It’s been a “no-brainer since forever,” said Sekiai, a money manager at Tokyo-based DIAM Co., which oversees about $166 billion.
That truism is now a thing of the past. Last month, yields on U.S. 10-year notes turned negative for Japanese buyers who pay to eliminate currency fluctuations from their returns, something that hasn’t happened since the financial crisis. It’s even worse for euro-based investors, who are locking in sub-zero returns on Treasuries for the first time in history.
That quirk means the longstanding notion of the U.S. as a respite from negative yields in Japan and Europe is little more than an illusion. With everyone from Jeffrey Gundlach to Bill Gross warning of a bubble in bonds, it could ultimately upend the record foreign demand for Treasuries, which has underpinned their seemingly unstoppable gains in recent years.
“People like a simple narrative,” said Jeffrey Rosenberg, the chief investment strategist for fixed income at BlackRock Inc., which oversees $4.6 trillion. “But there isn’t a free lunch. You can’t simply talk about yield differentials without talking about currency differentials.”
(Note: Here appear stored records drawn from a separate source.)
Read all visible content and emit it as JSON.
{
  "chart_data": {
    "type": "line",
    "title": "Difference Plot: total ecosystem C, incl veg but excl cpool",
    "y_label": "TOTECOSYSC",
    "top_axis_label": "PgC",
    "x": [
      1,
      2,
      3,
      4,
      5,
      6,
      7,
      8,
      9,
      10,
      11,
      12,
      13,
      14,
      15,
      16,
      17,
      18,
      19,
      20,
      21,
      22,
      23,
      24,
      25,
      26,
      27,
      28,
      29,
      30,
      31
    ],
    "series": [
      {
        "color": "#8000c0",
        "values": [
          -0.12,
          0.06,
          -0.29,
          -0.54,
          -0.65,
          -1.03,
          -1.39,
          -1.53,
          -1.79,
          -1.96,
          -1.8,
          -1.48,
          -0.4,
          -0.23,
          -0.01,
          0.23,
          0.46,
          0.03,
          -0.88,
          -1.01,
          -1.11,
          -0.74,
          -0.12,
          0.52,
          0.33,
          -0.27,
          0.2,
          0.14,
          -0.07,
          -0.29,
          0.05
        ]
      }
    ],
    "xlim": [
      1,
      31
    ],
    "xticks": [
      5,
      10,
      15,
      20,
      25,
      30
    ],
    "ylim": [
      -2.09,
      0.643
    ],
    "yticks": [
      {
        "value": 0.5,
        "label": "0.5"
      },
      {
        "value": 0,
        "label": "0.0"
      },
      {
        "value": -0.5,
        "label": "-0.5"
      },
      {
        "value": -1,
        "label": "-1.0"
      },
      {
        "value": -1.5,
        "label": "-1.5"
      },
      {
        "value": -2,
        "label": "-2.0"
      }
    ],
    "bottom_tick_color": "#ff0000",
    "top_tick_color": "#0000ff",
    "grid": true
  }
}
With interest rates so low there is very little cushion left in a foreign investment dependent on harvesting low yields. Therefore it is unsurprising that Japanese and Euro denominated investors are losing money on investments in Treasuries. With Euro/Dollar volatility at 18-month lows, the low return for Euro investors on investing in Treasuries is truly a testament to how low rates are.
The more important consideration they have is whether they would lose more money by not investing in Treasuries because the yields on their respective domestic bonds are so low. The Merrill Lynch 10yr+ Treasury Futures Total Return Index remains in a consistent medium-term uptrend and will need to both sustain a move below the MA and break the progression of higher reaction lows to signal a change of the long-term trend.
The Japanese 10yr Total Return Index is engaged in a process of mean reversion following an accelerated advance, but a sustained move below the trend mean will be required to question the broad upward bias.
The German 10yr Total Return Index is also still trending higher in a reasonably consistent manner but is also susceptible to mean reversion.
I have a great deal of sympathy with the argument that a bubble is inflating in the bond markets but there is little evidence yet that it has popped. In the meantime equities continue to represent a more attractive prospect.